Steve Nerem, an aerospace engineer at the University of Colorado, Boulder, who specializes in satellite measurements of sea level change, told weather.com in an email that ocean-atmosphere climate variability may also play a factor in the island nation's predicament. 

"The extra sea level rise versus the global average is probably due to the Pacific Decadal Oscillation, which is beginning to switch its phase, so the higher rate of sea level rise should lessen soon," Nerem said.

‎James Titus, sea level rise expert at the US Environmental Protection Agency, told weather.com in an email that the islands haven't kept pace with recent tidal rise.

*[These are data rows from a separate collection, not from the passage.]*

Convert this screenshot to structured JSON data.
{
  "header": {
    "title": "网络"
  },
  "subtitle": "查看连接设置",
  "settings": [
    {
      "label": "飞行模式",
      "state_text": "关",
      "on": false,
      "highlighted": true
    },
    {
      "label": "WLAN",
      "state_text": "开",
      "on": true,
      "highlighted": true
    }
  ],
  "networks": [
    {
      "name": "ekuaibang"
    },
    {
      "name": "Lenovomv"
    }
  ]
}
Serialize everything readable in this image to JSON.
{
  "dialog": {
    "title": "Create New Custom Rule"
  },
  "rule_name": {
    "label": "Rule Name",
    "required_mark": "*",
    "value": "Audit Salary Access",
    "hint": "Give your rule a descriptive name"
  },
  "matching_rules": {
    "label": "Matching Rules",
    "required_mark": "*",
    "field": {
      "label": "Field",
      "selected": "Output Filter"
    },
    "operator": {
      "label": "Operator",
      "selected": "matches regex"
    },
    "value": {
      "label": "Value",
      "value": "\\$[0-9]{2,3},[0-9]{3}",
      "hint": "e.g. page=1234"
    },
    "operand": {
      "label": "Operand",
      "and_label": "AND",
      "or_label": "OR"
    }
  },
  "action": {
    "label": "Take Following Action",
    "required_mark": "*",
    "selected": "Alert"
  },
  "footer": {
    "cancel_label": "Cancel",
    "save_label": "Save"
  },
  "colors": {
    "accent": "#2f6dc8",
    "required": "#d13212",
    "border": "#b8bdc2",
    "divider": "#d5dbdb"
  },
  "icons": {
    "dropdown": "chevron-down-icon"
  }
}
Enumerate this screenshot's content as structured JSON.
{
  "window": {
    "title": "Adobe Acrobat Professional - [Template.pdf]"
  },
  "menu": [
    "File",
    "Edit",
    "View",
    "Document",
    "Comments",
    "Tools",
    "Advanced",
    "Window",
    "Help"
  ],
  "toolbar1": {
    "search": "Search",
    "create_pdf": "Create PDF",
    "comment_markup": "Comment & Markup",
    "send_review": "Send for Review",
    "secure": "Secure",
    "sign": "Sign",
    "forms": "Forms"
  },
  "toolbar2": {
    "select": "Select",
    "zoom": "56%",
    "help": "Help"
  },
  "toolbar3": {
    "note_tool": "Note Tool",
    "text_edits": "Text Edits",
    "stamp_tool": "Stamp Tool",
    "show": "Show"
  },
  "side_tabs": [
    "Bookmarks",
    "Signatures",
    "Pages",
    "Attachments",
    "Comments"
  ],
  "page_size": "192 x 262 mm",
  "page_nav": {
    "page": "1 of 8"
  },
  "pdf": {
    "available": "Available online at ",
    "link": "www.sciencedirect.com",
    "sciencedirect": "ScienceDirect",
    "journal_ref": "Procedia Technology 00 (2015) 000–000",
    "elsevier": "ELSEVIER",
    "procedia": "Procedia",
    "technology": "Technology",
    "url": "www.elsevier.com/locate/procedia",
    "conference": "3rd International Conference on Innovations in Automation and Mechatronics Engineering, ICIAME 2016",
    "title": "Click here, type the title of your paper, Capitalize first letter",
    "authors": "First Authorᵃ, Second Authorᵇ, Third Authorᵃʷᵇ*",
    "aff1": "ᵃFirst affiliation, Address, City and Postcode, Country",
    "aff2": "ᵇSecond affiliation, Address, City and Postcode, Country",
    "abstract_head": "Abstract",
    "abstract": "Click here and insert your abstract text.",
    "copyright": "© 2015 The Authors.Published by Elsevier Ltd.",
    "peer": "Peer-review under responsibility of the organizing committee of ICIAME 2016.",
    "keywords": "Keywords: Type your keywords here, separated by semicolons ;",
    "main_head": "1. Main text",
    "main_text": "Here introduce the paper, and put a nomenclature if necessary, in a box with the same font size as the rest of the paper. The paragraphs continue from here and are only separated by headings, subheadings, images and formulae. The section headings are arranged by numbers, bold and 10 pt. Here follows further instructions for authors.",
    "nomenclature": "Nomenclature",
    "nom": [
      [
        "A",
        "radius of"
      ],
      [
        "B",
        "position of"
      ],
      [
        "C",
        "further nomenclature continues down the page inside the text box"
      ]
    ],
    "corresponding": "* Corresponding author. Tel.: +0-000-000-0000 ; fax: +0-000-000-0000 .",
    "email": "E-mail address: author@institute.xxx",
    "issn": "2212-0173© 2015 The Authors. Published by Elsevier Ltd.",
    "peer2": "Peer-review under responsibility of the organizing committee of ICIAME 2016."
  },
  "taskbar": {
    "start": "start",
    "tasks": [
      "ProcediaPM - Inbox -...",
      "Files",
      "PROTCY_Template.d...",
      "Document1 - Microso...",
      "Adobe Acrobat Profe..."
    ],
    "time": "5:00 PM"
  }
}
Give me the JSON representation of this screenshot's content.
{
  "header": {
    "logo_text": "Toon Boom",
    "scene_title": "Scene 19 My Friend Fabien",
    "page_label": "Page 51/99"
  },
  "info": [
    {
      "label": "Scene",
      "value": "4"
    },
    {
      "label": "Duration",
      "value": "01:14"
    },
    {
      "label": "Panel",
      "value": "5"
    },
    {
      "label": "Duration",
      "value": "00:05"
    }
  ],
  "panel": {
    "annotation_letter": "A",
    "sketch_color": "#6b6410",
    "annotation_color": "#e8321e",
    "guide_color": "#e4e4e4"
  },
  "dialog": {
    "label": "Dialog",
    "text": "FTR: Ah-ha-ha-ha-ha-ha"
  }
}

"The islands are right at sea level, because they are created from material from the coral, which has kept pace with the rising sea for thousands of years," Titus explained. "As a practical matter, you would expect some islands to always be disappearing while storms create a few islands elsewhere, since the material itself that form the islands is not living. The atolls have been rising with the sea for thousands of years, and up to a point, the coral keeps pace—but the islands are made of dead material. So what's more important is whether new islands are still being created to offset what is lost. If not, that may be either because of rising sea level or because people have disabled the natural process of island creation (e.g. by killing coral)."

Titus compared island coast depletion to river deltas, which he said always lose land as other land is created.

"With a rising sea, less is created and past a threshold, the whole delta may get dramatically smaller," he added. "Adaptation is possible up to a point—but at a cost. The islands can be elevated in step with the rising sea, using material from other islands that are lost. Whether that’s worth doing or whether someone will fund it is another matter."